Recensione: The Rise Of Resistance
Quarto album per i tedeschi Circle Of Silence, fautori di un power metal aggressivo, non troppo dissimile da quanto proposto dai connazionali Mystic Prophecy e Brainstorm, con influenze che strizzano l’occhio al metal americano degli Iced Earth. La prima parola che mi viene in mente per descrivere il disco al termine di vari ascolti è solido. Abbiamo infatti una release sicuramente massiccia, suonata e prodotta in modo estremamente professionale. Quello che si nota – e anche questo appare evidente dopo aver assimilato il disco – è la mancanza di originalità che purtroppo fa diminuire l’interesse nei confronti del combo teutonico. Se infatti ogni elemento funziona alla perfezione all’interno delle composizioni di questo The Rise of Resistance, dalla ritmiche serrate al cantato aggressivo di Niklas Keim, non ci sono neanche episodi così elevati da risultare memorabili.

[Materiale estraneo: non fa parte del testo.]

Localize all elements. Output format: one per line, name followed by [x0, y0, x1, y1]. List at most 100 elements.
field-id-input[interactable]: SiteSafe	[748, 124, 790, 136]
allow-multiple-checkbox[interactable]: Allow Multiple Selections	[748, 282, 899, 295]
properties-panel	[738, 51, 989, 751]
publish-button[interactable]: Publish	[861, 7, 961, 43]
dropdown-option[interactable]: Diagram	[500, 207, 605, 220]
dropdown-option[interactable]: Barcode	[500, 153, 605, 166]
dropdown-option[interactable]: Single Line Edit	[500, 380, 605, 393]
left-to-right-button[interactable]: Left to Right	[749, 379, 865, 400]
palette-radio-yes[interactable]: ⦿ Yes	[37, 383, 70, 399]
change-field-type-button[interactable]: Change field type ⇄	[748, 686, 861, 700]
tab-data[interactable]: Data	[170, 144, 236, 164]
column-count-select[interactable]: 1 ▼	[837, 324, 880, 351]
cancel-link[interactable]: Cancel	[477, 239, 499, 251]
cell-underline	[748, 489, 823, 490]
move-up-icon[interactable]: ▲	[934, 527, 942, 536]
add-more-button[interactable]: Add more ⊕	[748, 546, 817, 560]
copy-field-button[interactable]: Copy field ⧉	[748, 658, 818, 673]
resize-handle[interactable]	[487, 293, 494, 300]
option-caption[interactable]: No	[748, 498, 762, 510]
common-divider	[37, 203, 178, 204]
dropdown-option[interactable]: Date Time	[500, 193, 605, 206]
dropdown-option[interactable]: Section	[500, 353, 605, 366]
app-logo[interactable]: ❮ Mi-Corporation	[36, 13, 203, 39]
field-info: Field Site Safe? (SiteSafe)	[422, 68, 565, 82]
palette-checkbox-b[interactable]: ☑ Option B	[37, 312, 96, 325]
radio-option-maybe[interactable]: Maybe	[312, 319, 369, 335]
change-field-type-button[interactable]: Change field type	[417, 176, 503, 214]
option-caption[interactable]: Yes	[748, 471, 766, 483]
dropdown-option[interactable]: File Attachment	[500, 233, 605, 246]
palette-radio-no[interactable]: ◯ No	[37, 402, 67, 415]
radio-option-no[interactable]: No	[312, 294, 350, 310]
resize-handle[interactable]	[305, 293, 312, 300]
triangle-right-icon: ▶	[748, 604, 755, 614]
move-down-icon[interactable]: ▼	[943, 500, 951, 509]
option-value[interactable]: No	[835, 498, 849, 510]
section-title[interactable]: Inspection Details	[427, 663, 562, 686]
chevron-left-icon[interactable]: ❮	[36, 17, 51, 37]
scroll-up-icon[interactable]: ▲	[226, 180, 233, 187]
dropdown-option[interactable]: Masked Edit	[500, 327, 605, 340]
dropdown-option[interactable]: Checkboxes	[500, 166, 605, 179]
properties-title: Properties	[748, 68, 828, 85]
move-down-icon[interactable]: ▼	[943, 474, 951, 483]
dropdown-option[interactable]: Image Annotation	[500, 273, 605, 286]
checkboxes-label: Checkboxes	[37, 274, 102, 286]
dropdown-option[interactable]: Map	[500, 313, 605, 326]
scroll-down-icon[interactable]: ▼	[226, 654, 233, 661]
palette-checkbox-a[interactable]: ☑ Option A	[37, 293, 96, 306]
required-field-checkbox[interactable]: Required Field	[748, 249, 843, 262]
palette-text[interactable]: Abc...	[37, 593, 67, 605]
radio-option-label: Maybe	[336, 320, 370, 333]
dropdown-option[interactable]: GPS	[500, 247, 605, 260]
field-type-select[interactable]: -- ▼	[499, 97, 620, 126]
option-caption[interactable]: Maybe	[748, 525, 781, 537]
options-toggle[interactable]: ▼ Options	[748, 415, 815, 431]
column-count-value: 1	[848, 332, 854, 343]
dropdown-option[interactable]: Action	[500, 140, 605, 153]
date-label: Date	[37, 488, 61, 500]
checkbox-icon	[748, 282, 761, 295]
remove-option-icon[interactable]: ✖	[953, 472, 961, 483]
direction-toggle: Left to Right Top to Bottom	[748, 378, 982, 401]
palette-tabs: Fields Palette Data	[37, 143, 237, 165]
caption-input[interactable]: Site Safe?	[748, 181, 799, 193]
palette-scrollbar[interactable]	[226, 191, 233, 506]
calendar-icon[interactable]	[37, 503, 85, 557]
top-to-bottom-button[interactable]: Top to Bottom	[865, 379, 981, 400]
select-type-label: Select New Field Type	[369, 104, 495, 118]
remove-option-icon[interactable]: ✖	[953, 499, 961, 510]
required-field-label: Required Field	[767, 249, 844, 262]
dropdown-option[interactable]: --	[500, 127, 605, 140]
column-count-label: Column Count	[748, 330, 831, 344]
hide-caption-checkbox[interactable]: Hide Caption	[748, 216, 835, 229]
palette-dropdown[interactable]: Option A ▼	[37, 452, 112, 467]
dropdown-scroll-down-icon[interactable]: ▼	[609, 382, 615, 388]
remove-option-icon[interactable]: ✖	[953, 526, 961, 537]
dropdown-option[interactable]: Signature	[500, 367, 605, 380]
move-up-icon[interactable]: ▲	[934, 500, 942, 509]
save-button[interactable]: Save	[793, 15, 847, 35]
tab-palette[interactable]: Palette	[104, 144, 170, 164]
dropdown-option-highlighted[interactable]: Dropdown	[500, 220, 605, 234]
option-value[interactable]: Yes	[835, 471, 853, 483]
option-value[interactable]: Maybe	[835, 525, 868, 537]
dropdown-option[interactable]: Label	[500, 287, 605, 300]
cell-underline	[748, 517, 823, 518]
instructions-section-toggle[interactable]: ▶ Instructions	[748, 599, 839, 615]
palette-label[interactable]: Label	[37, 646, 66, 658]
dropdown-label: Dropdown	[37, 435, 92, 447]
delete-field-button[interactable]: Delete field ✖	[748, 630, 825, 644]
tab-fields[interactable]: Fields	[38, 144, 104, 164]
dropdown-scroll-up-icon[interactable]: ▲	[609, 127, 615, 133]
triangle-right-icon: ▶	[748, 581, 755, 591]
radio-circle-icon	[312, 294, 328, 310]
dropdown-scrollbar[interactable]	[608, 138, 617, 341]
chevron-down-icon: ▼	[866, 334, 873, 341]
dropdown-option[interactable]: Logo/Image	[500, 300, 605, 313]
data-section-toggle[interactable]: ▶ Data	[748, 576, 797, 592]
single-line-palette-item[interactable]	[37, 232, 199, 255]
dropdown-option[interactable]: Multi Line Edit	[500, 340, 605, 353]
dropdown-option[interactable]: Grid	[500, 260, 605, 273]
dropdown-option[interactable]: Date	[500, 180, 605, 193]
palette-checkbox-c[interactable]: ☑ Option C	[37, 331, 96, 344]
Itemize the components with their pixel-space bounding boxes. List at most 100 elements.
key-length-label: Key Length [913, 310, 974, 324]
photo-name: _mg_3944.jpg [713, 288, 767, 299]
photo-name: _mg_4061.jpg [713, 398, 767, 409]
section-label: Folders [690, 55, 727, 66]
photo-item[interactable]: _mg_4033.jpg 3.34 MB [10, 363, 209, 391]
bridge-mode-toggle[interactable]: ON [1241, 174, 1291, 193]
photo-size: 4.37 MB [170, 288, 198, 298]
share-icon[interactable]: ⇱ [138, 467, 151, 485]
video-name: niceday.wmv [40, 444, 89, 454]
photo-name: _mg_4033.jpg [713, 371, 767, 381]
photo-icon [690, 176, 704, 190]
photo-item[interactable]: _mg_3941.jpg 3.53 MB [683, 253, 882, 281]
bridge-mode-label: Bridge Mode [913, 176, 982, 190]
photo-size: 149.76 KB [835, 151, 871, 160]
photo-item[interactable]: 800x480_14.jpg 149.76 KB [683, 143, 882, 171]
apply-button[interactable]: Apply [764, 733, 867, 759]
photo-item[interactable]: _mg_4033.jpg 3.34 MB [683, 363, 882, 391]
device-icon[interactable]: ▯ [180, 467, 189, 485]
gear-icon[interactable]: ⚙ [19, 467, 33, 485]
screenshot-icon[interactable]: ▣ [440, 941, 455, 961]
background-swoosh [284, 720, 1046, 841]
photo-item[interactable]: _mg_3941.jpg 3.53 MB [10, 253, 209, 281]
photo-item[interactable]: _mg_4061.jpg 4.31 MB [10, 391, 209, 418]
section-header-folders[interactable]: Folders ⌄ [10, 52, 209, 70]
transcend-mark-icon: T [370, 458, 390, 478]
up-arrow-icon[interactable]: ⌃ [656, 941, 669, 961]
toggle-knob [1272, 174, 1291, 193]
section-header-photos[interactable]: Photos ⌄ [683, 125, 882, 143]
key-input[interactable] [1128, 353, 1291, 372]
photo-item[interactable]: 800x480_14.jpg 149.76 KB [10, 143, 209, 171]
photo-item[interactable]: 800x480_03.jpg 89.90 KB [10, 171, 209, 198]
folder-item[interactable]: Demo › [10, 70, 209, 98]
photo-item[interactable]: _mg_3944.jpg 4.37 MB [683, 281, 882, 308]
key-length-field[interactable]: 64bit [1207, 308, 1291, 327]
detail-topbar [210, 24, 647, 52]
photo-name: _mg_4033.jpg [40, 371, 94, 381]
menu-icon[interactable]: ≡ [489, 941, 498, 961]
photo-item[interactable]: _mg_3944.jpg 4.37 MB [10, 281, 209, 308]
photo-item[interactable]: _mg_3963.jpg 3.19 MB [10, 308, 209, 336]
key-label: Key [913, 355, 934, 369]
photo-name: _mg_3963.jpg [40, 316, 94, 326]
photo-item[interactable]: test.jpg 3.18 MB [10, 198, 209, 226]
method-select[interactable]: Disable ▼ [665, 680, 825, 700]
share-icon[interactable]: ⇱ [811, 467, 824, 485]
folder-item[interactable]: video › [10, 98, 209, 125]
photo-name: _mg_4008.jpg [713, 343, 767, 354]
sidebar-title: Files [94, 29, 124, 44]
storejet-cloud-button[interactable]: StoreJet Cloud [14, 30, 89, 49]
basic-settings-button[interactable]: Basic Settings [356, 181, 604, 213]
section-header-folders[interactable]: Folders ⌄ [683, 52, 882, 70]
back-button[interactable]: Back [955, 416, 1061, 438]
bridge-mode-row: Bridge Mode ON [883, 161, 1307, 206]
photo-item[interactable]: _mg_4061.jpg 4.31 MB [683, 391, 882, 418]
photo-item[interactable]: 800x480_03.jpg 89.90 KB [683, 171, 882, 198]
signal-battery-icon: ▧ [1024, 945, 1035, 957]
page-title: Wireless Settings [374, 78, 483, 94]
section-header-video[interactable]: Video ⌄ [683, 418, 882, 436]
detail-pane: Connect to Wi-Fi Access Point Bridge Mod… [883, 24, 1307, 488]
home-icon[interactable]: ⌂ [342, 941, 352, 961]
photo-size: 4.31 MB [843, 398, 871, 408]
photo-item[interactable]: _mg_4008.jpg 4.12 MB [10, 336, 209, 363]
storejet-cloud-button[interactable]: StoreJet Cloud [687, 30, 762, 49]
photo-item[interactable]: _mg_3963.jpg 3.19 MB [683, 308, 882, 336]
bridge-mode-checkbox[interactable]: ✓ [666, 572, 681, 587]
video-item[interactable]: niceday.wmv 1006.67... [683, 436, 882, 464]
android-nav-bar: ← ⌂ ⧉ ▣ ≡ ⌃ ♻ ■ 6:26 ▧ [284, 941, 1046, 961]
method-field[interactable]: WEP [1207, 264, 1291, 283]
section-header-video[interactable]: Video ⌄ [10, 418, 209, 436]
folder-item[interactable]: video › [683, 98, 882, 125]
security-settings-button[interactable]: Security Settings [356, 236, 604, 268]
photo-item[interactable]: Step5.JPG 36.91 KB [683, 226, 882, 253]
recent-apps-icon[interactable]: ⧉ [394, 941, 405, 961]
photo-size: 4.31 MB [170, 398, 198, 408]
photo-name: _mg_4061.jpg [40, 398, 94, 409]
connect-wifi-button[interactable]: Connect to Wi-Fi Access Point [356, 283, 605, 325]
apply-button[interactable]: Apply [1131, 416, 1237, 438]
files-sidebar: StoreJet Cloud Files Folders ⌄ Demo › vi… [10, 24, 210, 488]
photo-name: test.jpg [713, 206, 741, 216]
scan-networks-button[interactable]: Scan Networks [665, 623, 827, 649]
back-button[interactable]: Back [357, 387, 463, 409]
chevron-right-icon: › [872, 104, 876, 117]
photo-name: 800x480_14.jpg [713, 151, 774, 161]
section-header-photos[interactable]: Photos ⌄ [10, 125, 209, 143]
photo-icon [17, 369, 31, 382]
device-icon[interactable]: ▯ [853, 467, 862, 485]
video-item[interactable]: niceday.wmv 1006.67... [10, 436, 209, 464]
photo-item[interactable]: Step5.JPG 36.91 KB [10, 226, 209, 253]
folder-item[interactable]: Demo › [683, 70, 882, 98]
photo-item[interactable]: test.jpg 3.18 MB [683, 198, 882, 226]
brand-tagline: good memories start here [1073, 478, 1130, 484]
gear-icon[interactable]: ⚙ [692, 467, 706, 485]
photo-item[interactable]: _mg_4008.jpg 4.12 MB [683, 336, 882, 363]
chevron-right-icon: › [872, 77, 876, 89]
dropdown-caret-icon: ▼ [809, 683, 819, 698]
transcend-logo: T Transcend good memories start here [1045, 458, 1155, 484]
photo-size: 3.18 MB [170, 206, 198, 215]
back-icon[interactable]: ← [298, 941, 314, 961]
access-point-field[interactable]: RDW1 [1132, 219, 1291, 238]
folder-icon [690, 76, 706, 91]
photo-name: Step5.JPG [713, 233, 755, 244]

Molto buona l’opener Blood of Enemies, veloce e d’impatto come vuole la migliore tradizione del genere. Un’altra martellata è la seguente Eyes of Anarchy, in cui melodia e aggressività si mischiano in un connubio molto piacevole. Uno dei pezzi migliori è a mio avviso Nothing Shall Remain, in cui la strofa cadenzata confluisce in un ritornello orecchiabile e di facile assimilazione. Ancora più estrema è One Moment Of Hate che dopo una sfuriata iniziale rallenta nel refrain. Anche questo un brano di sicuro ben riuscito. Si va avanti con le tracce ma la formula non cambia: An Oncoming Storm è l’ennesimo assalto all’arma bianca. Occorre aspettare la melodica Mind Conspiracy per registrare un cambiamento di tenore, infatti è uno di quei brani che mi è rimasto impresso fin dai primi ascolti. Si torna a picchiare con In The Absence Of Your God e We Rise, canzoni di sicuro piacevoli ma che tendono un po’ a perdersi a causa delle ripetitività della proposta dei nostri. La band mischia le carte con The Final Chapter, buon pezzo, qualitativamente innalzato dalla prova vocale di Keim. Discrete anche Slave To The Greed Machine e Reborn From Darkness, anche se, arrivati a questo punto, l’impressione di già sentito comincia a farsi insistente. Mi è piaciuto parecchio invece il brano conclusivo, The Architect Of Immortality, in cui la band dimostra di avere le capacità di creare qualcosa di buono che vada fuori dagli schemi classici. Melodica e oscura al tempo stesso, direi che i Circle Of Silence non potevano scegliere un pezzo migliore per chiudere l’album.
Come dicevo in apertura, The Rise Of Resistance è di sicuro un buon disco, ma che fatica a ritagliarsi uno spazio di spicco all’interno di una scena sempre più affollata. E se di sicuro potrà piacere agli appassionati del genere, dubito che si possa considerare una release longeva.